As architects we need to decide who is initiating the communication and who is waiting to be contacted. The box which is initiating the communication has a dependency on the box on the receiving end. If that box is not available, it cannot complete its piece of work. Which actually does not have to be as bad as it sounds as we often can complete work later. The box on the receiving end needs to be aware that load might propagate.
We want to carefully consider which box needs to know about the other boxes. In my experience this is less dependent on technicalities and more dependent on the use cases. If you need data from another service to execute your use case, you might want to call that other service, especially when it is dynamic stuff. For less urgent and probably more static stuff you can replicate data and keep it locally, then you do not have to reach out to the other service while executing your use case — which improves performance and reduces chance for failure. If this approach sounds interesting, I recommend to checkout self-contained systems.

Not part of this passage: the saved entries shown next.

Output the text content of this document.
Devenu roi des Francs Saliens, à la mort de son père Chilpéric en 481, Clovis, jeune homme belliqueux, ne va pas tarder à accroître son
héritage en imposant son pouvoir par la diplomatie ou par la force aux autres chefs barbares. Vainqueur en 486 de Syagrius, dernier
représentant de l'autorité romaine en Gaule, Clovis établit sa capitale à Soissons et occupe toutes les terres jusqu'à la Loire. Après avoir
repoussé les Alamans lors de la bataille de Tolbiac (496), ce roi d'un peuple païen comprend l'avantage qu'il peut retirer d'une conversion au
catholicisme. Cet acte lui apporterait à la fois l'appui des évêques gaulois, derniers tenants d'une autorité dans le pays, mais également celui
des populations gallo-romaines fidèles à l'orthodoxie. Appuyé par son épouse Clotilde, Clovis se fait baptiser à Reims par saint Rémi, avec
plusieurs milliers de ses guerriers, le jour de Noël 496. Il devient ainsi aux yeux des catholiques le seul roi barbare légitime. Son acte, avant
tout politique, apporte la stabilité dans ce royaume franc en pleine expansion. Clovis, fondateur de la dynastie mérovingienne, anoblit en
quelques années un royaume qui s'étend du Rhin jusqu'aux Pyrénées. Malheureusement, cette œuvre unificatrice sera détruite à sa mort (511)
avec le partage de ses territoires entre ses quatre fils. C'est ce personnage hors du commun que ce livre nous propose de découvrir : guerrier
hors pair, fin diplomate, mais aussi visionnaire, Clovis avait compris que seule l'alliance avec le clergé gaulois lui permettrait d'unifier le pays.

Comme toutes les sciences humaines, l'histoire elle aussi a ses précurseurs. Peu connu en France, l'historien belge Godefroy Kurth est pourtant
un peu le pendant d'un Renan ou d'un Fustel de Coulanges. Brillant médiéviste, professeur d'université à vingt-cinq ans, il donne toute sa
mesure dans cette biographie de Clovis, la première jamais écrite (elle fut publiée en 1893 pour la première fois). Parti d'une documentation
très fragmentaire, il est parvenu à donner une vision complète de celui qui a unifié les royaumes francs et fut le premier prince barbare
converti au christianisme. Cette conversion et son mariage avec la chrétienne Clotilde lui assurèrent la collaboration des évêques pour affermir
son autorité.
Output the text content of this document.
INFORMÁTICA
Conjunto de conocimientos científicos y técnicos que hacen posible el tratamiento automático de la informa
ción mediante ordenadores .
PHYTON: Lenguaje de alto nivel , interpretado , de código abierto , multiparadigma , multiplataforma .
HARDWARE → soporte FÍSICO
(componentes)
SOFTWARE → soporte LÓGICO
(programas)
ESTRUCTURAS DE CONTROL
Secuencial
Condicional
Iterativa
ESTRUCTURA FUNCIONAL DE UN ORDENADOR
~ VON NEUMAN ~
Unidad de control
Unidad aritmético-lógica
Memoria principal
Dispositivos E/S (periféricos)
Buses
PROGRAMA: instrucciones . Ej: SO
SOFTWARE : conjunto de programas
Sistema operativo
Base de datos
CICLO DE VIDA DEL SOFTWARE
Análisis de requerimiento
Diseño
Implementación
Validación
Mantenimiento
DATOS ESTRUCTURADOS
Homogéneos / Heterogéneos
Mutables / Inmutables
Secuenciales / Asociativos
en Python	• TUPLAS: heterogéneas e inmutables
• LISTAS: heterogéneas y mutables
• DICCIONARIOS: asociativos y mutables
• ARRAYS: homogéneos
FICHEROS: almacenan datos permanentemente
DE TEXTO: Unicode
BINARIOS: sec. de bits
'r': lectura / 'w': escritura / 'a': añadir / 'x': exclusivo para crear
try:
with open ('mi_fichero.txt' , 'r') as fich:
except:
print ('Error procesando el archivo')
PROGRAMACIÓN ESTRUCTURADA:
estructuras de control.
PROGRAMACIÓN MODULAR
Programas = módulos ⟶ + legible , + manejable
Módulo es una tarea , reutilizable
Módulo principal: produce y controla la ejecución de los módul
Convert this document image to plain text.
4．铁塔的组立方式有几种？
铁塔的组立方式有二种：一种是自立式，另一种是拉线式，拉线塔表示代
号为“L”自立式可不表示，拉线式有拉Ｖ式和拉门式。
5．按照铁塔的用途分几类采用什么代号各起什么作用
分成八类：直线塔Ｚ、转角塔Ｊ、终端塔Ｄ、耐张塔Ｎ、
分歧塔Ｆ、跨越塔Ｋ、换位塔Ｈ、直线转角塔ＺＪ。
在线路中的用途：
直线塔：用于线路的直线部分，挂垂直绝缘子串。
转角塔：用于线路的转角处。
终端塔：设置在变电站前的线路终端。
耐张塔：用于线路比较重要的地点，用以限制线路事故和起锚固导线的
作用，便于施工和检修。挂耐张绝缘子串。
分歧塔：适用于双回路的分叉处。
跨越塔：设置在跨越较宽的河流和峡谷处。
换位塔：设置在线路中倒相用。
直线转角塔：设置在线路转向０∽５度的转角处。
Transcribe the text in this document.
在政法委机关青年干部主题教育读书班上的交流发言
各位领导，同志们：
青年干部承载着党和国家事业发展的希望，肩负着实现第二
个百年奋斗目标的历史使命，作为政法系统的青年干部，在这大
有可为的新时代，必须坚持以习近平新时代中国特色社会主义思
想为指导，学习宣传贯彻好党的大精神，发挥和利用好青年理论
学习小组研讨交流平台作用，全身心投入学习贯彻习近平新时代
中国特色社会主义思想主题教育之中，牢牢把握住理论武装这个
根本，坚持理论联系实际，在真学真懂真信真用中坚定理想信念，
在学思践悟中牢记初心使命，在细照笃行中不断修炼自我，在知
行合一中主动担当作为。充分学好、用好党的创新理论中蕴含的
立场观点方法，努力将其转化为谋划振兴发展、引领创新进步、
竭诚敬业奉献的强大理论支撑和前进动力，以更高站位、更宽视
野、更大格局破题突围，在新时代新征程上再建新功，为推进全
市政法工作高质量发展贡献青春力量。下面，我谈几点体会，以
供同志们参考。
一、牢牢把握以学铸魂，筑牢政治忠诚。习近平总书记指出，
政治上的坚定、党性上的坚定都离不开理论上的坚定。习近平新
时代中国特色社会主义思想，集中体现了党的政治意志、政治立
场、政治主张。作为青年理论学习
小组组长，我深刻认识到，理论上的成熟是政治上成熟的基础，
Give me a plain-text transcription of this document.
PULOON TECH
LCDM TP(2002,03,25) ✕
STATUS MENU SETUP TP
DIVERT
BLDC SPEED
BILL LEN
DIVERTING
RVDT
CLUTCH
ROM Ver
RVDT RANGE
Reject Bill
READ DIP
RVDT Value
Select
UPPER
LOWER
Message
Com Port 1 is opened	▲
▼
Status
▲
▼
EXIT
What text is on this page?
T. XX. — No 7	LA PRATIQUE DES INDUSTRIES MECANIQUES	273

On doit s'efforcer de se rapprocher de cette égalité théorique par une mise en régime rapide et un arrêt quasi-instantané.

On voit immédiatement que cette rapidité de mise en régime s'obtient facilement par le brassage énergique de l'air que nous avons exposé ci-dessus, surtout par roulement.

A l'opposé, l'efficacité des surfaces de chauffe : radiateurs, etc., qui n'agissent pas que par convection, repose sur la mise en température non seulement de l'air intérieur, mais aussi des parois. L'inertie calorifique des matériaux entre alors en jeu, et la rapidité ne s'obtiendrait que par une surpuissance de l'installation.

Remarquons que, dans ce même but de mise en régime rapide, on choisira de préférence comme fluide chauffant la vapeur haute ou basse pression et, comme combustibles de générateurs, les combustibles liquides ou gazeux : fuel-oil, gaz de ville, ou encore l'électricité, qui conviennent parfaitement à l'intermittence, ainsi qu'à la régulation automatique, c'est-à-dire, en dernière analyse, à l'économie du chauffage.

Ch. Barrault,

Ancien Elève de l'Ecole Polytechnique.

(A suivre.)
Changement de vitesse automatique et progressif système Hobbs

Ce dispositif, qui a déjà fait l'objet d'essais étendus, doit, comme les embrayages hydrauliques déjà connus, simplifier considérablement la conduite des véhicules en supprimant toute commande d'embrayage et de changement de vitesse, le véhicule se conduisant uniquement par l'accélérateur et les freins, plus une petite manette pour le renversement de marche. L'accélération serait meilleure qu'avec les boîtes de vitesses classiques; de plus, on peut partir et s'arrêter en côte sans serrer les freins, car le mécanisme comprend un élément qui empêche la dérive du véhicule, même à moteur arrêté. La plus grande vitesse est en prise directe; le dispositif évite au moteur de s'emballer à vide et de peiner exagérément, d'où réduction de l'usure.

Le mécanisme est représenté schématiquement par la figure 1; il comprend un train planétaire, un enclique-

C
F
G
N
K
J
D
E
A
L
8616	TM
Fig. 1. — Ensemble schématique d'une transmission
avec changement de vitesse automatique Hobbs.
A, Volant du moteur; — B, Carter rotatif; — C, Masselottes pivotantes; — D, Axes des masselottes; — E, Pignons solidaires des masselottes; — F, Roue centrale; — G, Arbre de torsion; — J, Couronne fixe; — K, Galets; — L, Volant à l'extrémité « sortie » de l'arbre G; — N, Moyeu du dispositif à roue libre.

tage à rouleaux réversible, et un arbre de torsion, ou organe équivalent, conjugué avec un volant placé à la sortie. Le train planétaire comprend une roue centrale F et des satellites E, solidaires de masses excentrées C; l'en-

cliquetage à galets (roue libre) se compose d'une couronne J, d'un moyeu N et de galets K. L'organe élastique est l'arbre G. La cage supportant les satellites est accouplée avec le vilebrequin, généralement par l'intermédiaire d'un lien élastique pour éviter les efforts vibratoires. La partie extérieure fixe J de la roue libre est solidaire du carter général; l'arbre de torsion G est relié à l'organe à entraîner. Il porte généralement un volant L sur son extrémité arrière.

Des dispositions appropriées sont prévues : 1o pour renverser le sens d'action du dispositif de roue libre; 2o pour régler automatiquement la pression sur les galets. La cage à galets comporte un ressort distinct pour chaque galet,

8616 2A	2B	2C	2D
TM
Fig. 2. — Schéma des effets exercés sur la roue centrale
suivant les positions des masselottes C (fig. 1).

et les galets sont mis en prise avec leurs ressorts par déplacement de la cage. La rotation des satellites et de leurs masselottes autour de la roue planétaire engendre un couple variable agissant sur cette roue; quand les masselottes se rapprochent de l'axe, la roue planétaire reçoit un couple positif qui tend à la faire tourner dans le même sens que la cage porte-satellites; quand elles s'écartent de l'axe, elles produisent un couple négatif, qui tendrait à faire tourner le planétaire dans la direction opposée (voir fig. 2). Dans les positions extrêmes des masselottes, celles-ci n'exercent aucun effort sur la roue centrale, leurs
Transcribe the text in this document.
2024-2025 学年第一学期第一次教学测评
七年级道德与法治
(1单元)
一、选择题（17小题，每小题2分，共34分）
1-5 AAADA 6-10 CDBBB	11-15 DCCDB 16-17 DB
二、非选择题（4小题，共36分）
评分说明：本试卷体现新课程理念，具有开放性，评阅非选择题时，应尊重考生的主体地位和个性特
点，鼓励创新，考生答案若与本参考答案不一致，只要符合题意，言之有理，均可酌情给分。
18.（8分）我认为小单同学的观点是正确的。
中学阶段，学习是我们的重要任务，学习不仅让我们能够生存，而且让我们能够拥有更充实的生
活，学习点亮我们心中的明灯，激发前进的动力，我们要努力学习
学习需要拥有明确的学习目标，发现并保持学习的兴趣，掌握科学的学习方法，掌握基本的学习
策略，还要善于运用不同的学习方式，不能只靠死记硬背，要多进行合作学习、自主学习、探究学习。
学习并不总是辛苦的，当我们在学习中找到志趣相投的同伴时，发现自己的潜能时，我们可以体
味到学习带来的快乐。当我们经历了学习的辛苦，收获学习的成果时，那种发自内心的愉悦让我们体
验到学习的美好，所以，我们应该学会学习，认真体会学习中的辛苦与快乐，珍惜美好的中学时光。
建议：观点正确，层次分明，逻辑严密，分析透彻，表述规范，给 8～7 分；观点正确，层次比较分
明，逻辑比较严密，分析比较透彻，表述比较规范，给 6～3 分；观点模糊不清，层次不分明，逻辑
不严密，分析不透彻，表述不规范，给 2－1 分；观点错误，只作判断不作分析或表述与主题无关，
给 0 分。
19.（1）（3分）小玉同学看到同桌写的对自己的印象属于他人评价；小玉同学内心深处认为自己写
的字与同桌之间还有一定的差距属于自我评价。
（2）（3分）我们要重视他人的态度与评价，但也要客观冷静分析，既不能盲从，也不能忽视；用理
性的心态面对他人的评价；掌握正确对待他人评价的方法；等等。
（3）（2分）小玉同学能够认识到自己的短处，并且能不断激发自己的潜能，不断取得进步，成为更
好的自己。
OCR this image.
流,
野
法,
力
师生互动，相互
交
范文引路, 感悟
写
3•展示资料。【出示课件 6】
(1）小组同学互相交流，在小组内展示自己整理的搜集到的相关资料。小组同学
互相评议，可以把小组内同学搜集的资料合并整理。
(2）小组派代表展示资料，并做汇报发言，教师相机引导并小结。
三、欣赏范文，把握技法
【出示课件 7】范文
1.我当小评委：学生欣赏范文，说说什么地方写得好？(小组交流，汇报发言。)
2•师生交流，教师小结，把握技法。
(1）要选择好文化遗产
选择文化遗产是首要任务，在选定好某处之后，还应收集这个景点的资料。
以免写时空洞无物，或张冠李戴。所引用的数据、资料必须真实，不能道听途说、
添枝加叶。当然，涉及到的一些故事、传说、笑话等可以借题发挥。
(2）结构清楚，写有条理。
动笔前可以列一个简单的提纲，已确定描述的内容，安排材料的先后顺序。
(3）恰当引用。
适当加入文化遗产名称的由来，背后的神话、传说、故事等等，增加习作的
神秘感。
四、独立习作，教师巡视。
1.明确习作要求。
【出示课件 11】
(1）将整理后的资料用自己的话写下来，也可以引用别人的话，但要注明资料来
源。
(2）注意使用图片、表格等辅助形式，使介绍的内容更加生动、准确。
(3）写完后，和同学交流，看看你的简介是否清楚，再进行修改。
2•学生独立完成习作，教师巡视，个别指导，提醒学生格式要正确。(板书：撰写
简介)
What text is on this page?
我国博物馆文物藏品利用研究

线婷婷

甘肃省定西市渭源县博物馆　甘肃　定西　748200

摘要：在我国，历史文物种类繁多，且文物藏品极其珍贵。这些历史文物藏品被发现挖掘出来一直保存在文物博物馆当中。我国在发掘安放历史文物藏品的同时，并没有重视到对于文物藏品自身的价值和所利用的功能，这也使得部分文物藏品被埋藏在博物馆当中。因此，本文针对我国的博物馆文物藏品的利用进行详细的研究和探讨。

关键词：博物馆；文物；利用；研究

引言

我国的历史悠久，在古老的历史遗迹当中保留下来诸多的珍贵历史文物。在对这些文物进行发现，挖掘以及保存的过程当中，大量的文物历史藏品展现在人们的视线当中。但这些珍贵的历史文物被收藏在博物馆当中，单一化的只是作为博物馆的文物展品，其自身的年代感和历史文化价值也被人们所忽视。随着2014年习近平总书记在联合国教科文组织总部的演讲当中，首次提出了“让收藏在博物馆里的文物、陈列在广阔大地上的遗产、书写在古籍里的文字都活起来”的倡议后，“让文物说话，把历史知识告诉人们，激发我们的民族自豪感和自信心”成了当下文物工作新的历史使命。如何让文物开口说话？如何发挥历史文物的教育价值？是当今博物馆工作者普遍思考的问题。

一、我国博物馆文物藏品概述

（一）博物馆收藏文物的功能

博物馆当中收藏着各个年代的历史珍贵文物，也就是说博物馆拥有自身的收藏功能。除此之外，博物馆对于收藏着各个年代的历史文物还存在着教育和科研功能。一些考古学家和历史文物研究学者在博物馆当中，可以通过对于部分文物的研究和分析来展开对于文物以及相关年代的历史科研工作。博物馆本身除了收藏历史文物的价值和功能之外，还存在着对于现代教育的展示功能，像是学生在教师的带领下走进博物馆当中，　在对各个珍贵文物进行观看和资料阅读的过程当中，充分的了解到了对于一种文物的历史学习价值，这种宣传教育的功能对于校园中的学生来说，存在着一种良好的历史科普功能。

Pulling and Pushing Information
Data replication as well as event propagation can be done using pull or push. While dependencies center around the question “who knows about the other service?” message flow is concerned with “who is responsible for making sure that data is where it needs to be?”. Another way to look at it is to consider active and passive. Is a service pulling or is it being pulled? Is a service pushing or is it being pushed to?
Pulling information often goes hand in hand with polling. Pulling information in short regular intervals. Service A may poll service B to see, if there is new work do to be done. If service B is not available, service A has nothing to do. Once service B comes back online, service A will poll again and if there is new work service A will get to it. Setting up polling is nice because resiliency is already baked in. Depending on your poll rate and your traffic/load in the system you may perform unnecessary calls between the services. This is not super efficient and may produce noise in your monitoring. On the other side every pull can act as a dead man switch which can be used to notice failures in your system. Pulling information may also result in a certain delay. If new information comes in right after you pulled, it takes until the next pull for that information to be transmitted. This may or may not be a problem. Polling can also be used to safeguard a system from overload. Simply poll less frequently if your system is under heavy load.
To reduce the noise and improve reaction time two systems can use long polling. With this mechanism the client uses a long timeout and the server holds the connection for a certain amount of time if there is no new work to be transmitted. If new work comes in, the server can immediately transmit the new work. As an alternative you can simply poll really often.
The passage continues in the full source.